Senate Bill 987 would authorize chemical castration for a conviction of first-degree rape, second-degree rape, or forcible sodomy. According to the bill, chemical castration could be required as a condition for parole, suspended or deferred sentences. Subsequent offenses would allow judges or juries to impose surgical castration.
"We've included language in the bill requiring a positive identification through DNA testing before surgical castration could be imposed. It also requires at least two aggravating circumstances, such as rape of a child under age 14, a particularly cruel sex crime, or a juvenile record of a sex offense or serious physical injury to the victim before that could be done," said Shurden.
The Governor's office said so far 60 percent of the calls regarding the bill have favored a veto, but Senator Shurden believes the calls don't represent the majority of Oklahomans. He also disagrees with organizations such as the American Civil Liberties Union who oppose the bill on the grounds that it is "cruel and unusual punishment."

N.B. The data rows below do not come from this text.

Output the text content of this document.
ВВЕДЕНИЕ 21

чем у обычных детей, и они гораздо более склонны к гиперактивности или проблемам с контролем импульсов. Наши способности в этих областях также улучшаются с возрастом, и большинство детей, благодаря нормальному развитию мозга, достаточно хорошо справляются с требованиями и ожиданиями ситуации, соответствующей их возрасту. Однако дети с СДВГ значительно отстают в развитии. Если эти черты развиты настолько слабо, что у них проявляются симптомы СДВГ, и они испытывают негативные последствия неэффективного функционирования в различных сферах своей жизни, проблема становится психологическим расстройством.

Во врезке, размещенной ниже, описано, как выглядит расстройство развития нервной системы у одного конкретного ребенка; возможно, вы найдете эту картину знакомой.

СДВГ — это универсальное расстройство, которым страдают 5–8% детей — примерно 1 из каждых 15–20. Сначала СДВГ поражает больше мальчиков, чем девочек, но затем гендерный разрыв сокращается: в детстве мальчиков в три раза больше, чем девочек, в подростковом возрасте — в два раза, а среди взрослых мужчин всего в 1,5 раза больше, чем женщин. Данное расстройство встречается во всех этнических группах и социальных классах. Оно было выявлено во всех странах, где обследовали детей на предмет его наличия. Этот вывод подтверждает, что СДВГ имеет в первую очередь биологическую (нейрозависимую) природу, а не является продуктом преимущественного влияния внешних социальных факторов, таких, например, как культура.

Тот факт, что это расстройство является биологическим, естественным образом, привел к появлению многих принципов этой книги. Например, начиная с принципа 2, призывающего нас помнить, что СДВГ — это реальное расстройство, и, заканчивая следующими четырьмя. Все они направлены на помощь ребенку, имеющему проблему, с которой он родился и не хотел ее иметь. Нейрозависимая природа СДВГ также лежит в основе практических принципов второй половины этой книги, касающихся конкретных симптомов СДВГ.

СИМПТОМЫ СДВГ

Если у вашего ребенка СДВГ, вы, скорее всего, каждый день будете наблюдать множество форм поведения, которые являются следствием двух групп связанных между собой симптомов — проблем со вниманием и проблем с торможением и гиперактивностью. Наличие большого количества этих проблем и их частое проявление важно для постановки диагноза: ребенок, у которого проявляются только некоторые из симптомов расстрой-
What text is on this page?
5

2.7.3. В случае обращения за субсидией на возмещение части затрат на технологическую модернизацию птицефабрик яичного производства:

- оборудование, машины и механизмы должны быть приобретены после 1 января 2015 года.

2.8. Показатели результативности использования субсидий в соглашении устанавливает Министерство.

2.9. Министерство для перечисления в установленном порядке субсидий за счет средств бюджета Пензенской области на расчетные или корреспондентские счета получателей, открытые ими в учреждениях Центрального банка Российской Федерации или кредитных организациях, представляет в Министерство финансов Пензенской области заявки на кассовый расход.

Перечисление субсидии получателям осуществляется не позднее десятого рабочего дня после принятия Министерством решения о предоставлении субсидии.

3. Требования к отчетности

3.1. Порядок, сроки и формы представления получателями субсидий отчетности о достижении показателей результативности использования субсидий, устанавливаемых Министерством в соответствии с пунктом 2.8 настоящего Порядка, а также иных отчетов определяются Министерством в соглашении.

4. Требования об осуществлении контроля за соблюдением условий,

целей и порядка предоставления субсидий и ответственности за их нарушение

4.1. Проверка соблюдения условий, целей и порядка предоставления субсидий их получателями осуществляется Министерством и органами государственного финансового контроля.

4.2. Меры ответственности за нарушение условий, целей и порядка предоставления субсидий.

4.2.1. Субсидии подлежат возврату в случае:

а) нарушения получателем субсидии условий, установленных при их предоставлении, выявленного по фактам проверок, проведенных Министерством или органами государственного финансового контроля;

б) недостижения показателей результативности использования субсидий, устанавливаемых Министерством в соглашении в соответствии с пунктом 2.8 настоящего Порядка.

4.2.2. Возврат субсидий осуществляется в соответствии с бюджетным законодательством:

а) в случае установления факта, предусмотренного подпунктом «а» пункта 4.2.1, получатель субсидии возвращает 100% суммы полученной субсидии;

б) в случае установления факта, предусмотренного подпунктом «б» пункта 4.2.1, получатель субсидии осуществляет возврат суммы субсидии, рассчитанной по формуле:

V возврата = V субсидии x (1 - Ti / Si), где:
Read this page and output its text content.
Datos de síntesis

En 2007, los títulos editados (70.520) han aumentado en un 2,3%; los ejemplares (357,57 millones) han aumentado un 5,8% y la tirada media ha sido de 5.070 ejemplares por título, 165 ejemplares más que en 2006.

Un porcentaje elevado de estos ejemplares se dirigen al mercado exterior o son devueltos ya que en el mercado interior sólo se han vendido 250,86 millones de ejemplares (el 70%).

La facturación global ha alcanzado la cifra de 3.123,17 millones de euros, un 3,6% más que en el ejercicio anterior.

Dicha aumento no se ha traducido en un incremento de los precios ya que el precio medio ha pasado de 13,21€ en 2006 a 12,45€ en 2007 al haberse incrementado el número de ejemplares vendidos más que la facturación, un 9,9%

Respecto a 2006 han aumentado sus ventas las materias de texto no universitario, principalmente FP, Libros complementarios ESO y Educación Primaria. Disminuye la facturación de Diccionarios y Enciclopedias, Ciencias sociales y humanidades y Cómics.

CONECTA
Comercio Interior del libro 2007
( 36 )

"Cruel and unusual punishment is a grown man raping a three-year-old child, serving a few years in prison, then getting out and raping another child. That's what I want to stop. I believe SB 987 can do that," said Shurden.
Other critics warn castration could cause the offender to become even more violent in his attacks against women and children. "I don't buy that argument, because it is a proven fact that reducing testosterone levels will result in reduced aggression and violent behavior," said Shurden.
"In the United States, I've seen studies showing recidivism rates of 75 percent and higher for some sex offenders. That means for most sex offenders, there's an extremely high chance that as soon as they get out of prison, there will be more victims. SB 987 could be the one thing that stops them," said Shurden.
Senator Shurden said the Governor has until June 8th to sign the bill into law, otherwise it will automatically die.
"I believe we can protect thousands of Oklahomans from these sexual predators if we have this law on the books. I'm asking all concerned citizens to call Governor Keating at 405-521-2342 and ask him to sign SB 987 into law."